KATIE: Mm hmm. You mentioned that for your clients who are (inaudible) attorneys, a lot of the time when someone is contacting you it’s because of some disaster. And this has been sort of a disaster filled few months, everything from hurricanes to mass shootings and I know that Deep Magic specializes in having rapid responses in moments of those community catastrophes. Do you want to share any stories of dealing with those issues?
CHRIS: Yes, so we’ve had a couple of firms that have been with us for a while and one of them is based in Florida. They do a lot of things forward facing in the community. And when Hurricane Irma came through Florida, they really saw kind of this opportunity to help their fellow community members with property damage claims surrounding Hurricane Irma. And we together with them came up with a campaign and we put out a Hurricane Irma crisis hotline and we targeted it around people who were kind of in a situation where they weren’t getting the money that they needed to fix their homes that got flooded, wind damage and things like that. The insurance companies come in there and they hire their own adjustors and they’re working for the insurance companies and they take their fees out of that, you know those claim amounts and then the homeowner doesn’t have enough money to actually fix what needs to be fixed on their homes. So, we were able to do that.
KATIE: What other kinds of attorneys have you worked with? Do you have stories of bringing in some marketing savvy can change a firm?
CHRIS: Yeah, we worked with an attorney that had just opened their doors and they found us, right? And there wasn’t any kind of baggage on either end, right? They didn’t have a process in place. They didn’t have an intake team. It was really neat because in the space of about eight to ten months I was getting text messages from the attorney saying, “You’re killing me. You’re overloading me. And I’ve got to hire another case manager and I’ve got to hire this and that.” These were good and bad texts, right? And then we looked at kind of where we were getting cases from and they actually opened another office that directly serviced the area where they were getting the most cases and hired another attorney to be in that office. It’s been really fun to work with all of our firms but this one was a really fun one.
KATIE: One of those hungry ones?
CHRIS: Yeah, one of those hungry ones.
KATIE: So what would be any last words or tips that you would give to those hungry attorneys out there that are maybe just trying to figure out their marketing strategy.
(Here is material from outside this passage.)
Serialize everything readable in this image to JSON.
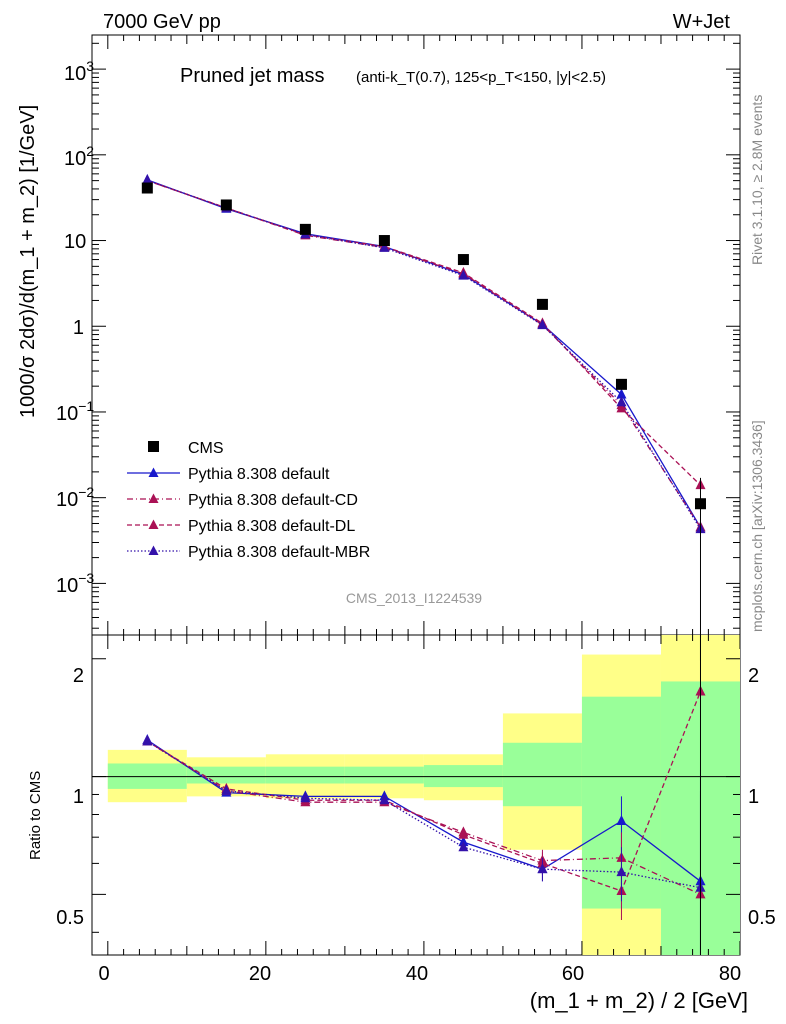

CHRIS: Yeah, you know a couple of things that I would just throw out there is look at your intake personnel. If you have the front desk answering the phones, make sure the front desk person is the right person, right? If they’re not the right person, get someone. Hire someone part time or someone who, that’s all they think about is I’m going to answer the phone and I’m going to be happy about answering it. The next thing you want to do is make sure you have your metrics right and look at the right ones you know. Look at cost per click, cost per call, cost per email and your total advertising budget. That’s all important. But I think the real metric that you want to look at is the cost per case acquired. And then look at kind of how you can be innovative. How you can start dabbling in these new emerging technologies and if it makes sense for you, certain case types and certain geographies, social media may work. And certain ones may not. But get out there and be innovative and look for companies that can be innovative with you if you’re going to partner with someone.
KATIE: That’s great. Have a heart for your clients. Have a brain for your metrics. Have vision for your future.
CHRIS: Exactly. That’s great.
CHRIS: I love it.
KATIE: Well, Chris, it’s been great talking with you. Thank you so much for coming and talking with us.
CHRIS: It’s been a real pleasure. Thanks for having me.